Где он теперь? Как мог добраться оттуда сюда? Ах, да, был пароль… Какое-то имя...

Он вспомнил: «Люси де Токелен».

Лавеллер произнес это вслух, все еще стоя на коленях.

Мягкая маленькая рука коснулась его щеки. Низкий сладкий голос ласкал истосковавшийся слух.

— Я Люси де Токелен, — сообщил этот голос. — А цветы вырастут снова. Но это очень мило, что вы о них горюете.

Он вскочил на ноги. Рядом с ним стояла девушка, стройная девушка лет восемнадцати, с туманным облаком волос вокруг маленькой гордой головки; ее большие карие глаза, устремленные на него, были полны нежности и жалости.

Питер стоял молча, насыщая свой голодный взор: низкий широкий белый лоб, красные, красиво изогнутые губы, округлые белые плечи, светящиеся сквозь шелковую паутину шарфа, стройное сладкое тело в облегающем платье необычного покроя с высоким поясом.

Она и так была достаточно хороша, но для жадных глаз Питера она казалась чем-то большим: источником, бьющим в безводной пустыне, первым прохладным ветерком сумерек после иссушающего дня, картинами рая для души, только что освободившейся от столетнего ада. Под его горящим восхищенным взглядом она опустила глаза, слабая краска появилась на ее белом горле, поползла по лицу…

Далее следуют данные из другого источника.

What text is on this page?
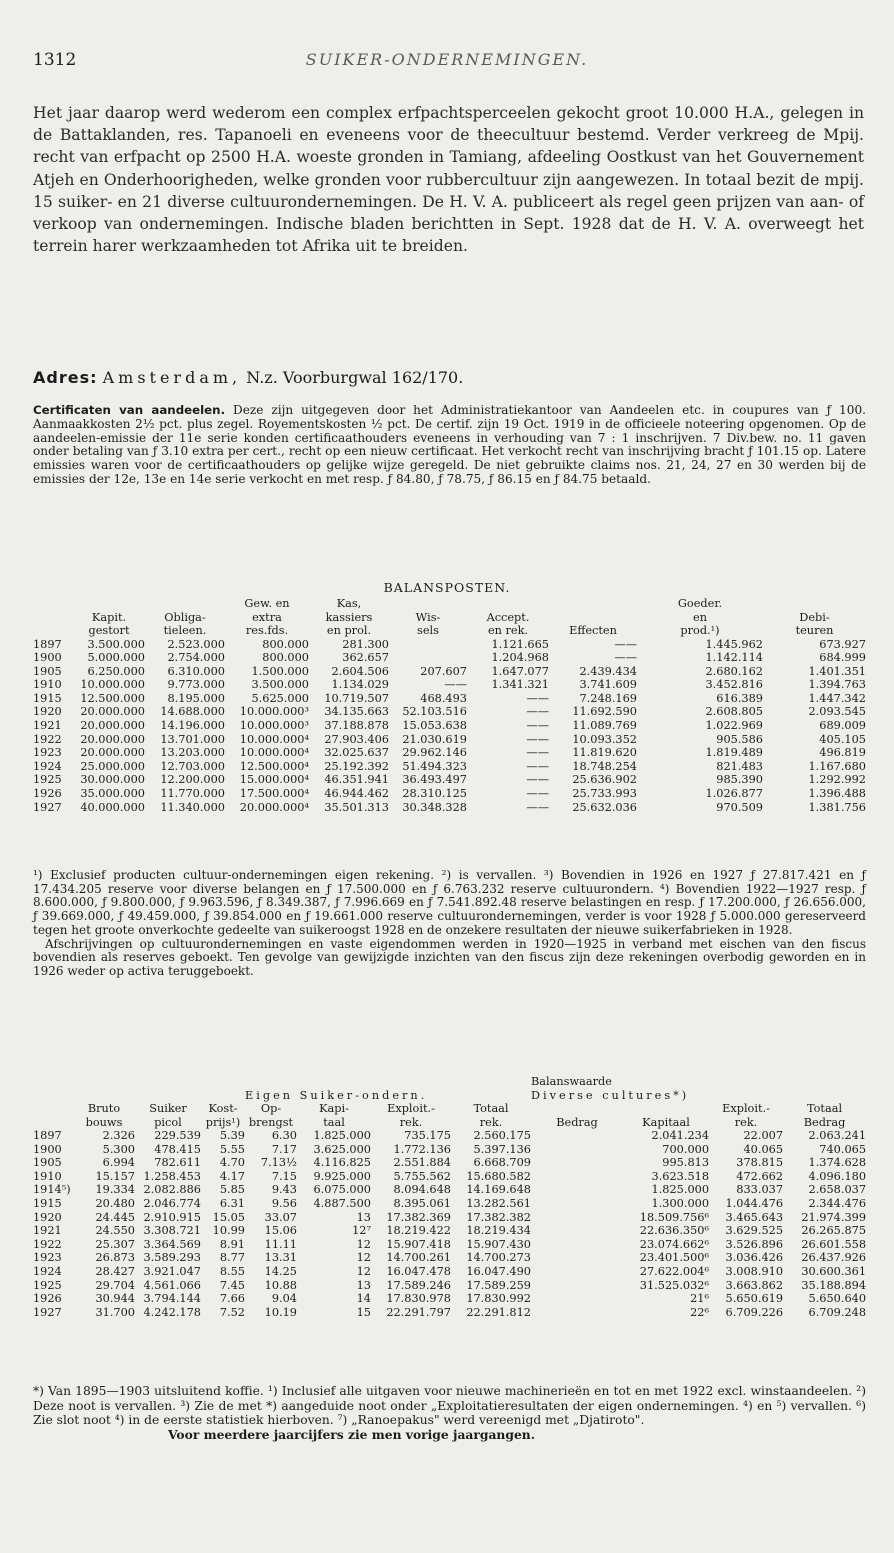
1312	SUIKER-ONDERNEMINGEN.

Het jaar daarop werd wederom een complex erfpachtsperceelen gekocht groot 10.000 H.A., gelegen in de Battaklanden, res. Tapanoeli en eveneens voor de theecultuur bestemd. Verder verkreeg de Mpij. recht van erfpacht op 2500 H.A. woeste gronden in Tamiang, afdeeling Oostkust van het Gouvernement Atjeh en Onderhoorigheden, welke gronden voor rubbercultuur zijn aangewezen. In totaal bezit de mpij. 15 suiker- en 21 diverse cultuurondernemingen. De H. V. A. publiceert als regel geen prijzen van aan- of verkoop van ondernemingen. Indische bladen berichtten in Sept. 1928 dat de H. V. A. overweegt het terrein harer werkzaamheden tot Afrika uit te breiden.

Adres: Amsterdam, N.z. Voorburgwal 162/170.

Certificaten van aandeelen. Deze zijn uitgegeven door het Administratiekantoor van Aandeelen etc. in coupures van ƒ 100. Aanmaakkosten 2½ pct. plus zegel. Royementskosten ½ pct. De certif. zijn 19 Oct. 1919 in de officieele noteering opgenomen. Op de aandeelen-emissie der 11e serie konden certificaathouders eveneens in verhouding van 7 : 1 inschrijven. 7 Div.bew. no. 11 gaven onder betaling van ƒ 3.10 extra per cert., recht op een nieuw certificaat. Het verkocht recht van inschrijving bracht ƒ 101.15 op. Latere emissies waren voor de certificaathouders op gelijke wijze geregeld. De niet gebruikte claims nos. 21, 24, 27 en 30 werden bij de emissies der 12e, 13e en 14e serie verkocht en met resp. ƒ 84.80, ƒ 78.75, ƒ 86.15 en ƒ 84.75 betaald.

BALANSPOSTEN.
			Gew. en	Kas,				Goeder.	
	Kapit.	Obliga-	extra	kassiers	Wis-	Accept.		en	Debi-
	gestort	tieleen.	res.fds.	en prol.	sels	en rek.	Effecten	prod.¹)	teuren
1897	3.500.000	2.523.000	800.000	281.300		1.121.665	——	1.445.962	673.927
1900	5.000.000	2.754.000	800.000	362.657		1.204.968	——	1.142.114	684.999
1905	6.250.000	6.310.000	1.500.000	2.604.506	207.607	1.647.077	2.439.434	2.680.162	1.401.351
1910	10.000.000	9.773.000	3.500.000	1.134.029	——	1.341.321	3.741.609	3.452.816	1.394.763
1915	12.500.000	8.195.000	5.625.000	10.719.507	468.493	——	7.248.169	616.389	1.447.342
1920	20.000.000	14.688.000	10.000.000³	34.135.663	52.103.516	——	11.692.590	2.608.805	2.093.545
1921	20.000.000	14.196.000	10.000.000³	37.188.878	15.053.638	——	11.089.769	1.022.969	689.009
1922	20.000.000	13.701.000	10.000.000⁴	27.903.406	21.030.619	——	10.093.352	905.586	405.105
1923	20.000.000	13.203.000	10.000.000⁴	32.025.637	29.962.146	——	11.819.620	1.819.489	496.819
1924	25.000.000	12.703.000	12.500.000⁴	25.192.392	51.494.323	——	18.748.254	821.483	1.167.680
1925	30.000.000	12.200.000	15.000.000⁴	46.351.941	36.493.497	——	25.636.902	985.390	1.292.992
1926	35.000.000	11.770.000	17.500.000⁴	46.944.462	28.310.125	——	25.733.993	1.026.877	1.396.488
1927	40.000.000	11.340.000	20.000.000⁴	35.501.313	30.348.328	——	25.632.036	970.509	1.381.756

¹) Exclusief producten cultuur-ondernemingen eigen rekening. ²) is vervallen. ³) Bovendien in 1926 en 1927 ƒ 27.817.421 en ƒ 17.434.205 reserve voor diverse belangen en ƒ 17.500.000 en ƒ 6.763.232 reserve cultuurondern. ⁴) Bovendien 1922—1927 resp. ƒ 8.600.000, ƒ 9.800.000, ƒ 9.963.596, ƒ 8.349.387, ƒ 7.996.669 en ƒ 7.541.892.48 reserve belastingen en resp. ƒ 17.200.000, ƒ 26.656.000, ƒ 39.669.000, ƒ 49.459.000, ƒ 39.854.000 en ƒ 19.661.000 reserve cultuurondernemingen, verder is voor 1928 ƒ 5.000.000 gereserveerd tegen het groote onverkochte gedeelte van suikeroogst 1928 en de onzekere resultaten der nieuwe suikerfabrieken in 1928.

Afschrijvingen op cultuurondernemingen en vaste eigendommen werden in 1920—1925 in verband met eischen van den fiscus bovendien als reserves geboekt. Ten gevolge van gewijzigde inzichten van den fiscus zijn deze rekeningen overbodig geworden en in 1926 weder op activa teruggeboekt.

								Balanswaarde			
				Eigen Suiker-ondern.				Diverse cultures*)			
	Bruto	Suiker	Kost-	Op-	Kapi-	Exploit.-	Totaal			Exploit.-	Totaal
	bouws	picol	prijs¹)	brengst	taal	rek.	rek.	Bedrag	Kapitaal	rek.	Bedrag
1897	2.326	229.539	5.39	6.30	1.825.000	735.175	2.560.175		2.041.234	22.007	2.063.241
1900	5.300	478.415	5.55	7.17	3.625.000	1.772.136	5.397.136		700.000	40.065	740.065
1905	6.994	782.611	4.70	7.13½	4.116.825	2.551.884	6.668.709		995.813	378.815	1.374.628
1910	15.157	1.258.453	4.17	7.15	9.925.000	5.755.562	15.680.582		3.623.518	472.662	4.096.180
1914⁵)	19.334	2.082.886	5.85	9.43	6.075.000	8.094.648	14.169.648		1.825.000	833.037	2.658.037
1915	20.480	2.046.774	6.31	9.56	4.887.500	8.395.061	13.282.561		1.300.000	1.044.476	2.344.476
1920	24.445	2.910.915	15.05	33.07	13	17.382.369	17.382.382		18.509.756⁶	3.465.643	21.974.399
1921	24.550	3.308.721	10.99	15.06	12⁷	18.219.422	18.219.434		22.636.350⁶	3.629.525	26.265.875
1922	25.307	3.364.569	8.91	11.11	12	15.907.418	15.907.430		23.074.662⁶	3.526.896	26.601.558
1923	26.873	3.589.293	8.77	13.31	12	14.700.261	14.700.273		23.401.500⁶	3.036.426	26.437.926
1924	28.427	3.921.047	8.55	14.25	12	16.047.478	16.047.490		27.622.004⁶	3.008.910	30.600.361
1925	29.704	4.561.066	7.45	10.88	13	17.589.246	17.589.259		31.525.032⁶	3.663.862	35.188.894
1926	30.944	3.794.144	7.66	9.04	14	17.830.978	17.830.992		21⁶	5.650.619	5.650.640
1927	31.700	4.242.178	7.52	10.19	15	22.291.797	22.291.812		22⁶	6.709.226	6.709.248

*) Van 1895—1903 uitsluitend koffie. ¹) Inclusief alle uitgaven voor nieuwe machinerieën en tot en met 1922 excl. winstaandeelen. ²) Deze noot is vervallen. ³) Zie de met *) aangeduide noot onder „Exploitatieresultaten der eigen ondernemingen. ⁴) en ⁵) vervallen. ⁶) Zie slot noot ⁴) in de eerste statistiek hierboven. ⁷) „Ranoepakus" werd vereenigd met „Djatiroto".

Voor meerdere jaarcijfers zie men vorige jaargangen.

— Я… я мадемуазель де Токелен, мессир, — прошептала она. — А вы…

Он заставил себя обрести дар речи.

— Лавеллер… Питер Лавеллер… так меня зовут, мадемуазель, — запинаясь, выговорил он. — Простите мою грубость… но я не знаю, как оказался тут… и не знаю, откуда пришел… из мира, совсем не похожего на ваш. А вы… вы так прекрасны, мадемуазель!

Ясные глаза на мгновение задержались на нем, в них промелькнула шаловливая улыбка. Потом она снова опустила веки.

Он, казалось, весь ушел в свой взгляд. Но потом к нему вернулось недоумение.

— Не скажете ли, что это за место, мадемуазель, — Питер по-прежнему запинался, — и как я здесь оказался, если вы… — Он замолчал. Откуда-то издалека, из других времен и пространств на него надвигалась огромная, тяжелая усталость. Он чувствовал ее приближение… все ближе и ближе… она коснулась его, прыгнула на него, он повалился на землю…

Две мягкие теплые руки схватили его. Его тяжелая голова упала на них. Сквозь тесно прижатые маленькие ладони в него вливалась сила. Усталость как-то сжалась, начала медленно отступать… исчезла…

Но возникло непреодолимое, неконтролируемое желание плакать… плакать от облегчения, что усталость ушла, что дьявольский мир остался где-то далеко, что теперь он здесь, с этой девушкой. Его слезы покатились на ее ладони.

На самом ли деле голова ее склонилась к нему, губы ее коснулись его волос? Или это ему показалось? Он тряхнул головой и встал.

— Не знаю, почему я плакал, мадемуазель… — начал он; и тут увидел, что ее белые пальцы переплелись с его — избитыми, почерневшими. Он выпустил ее руки.

— Простите, — пробормотал он. — Я не должен был вас касаться.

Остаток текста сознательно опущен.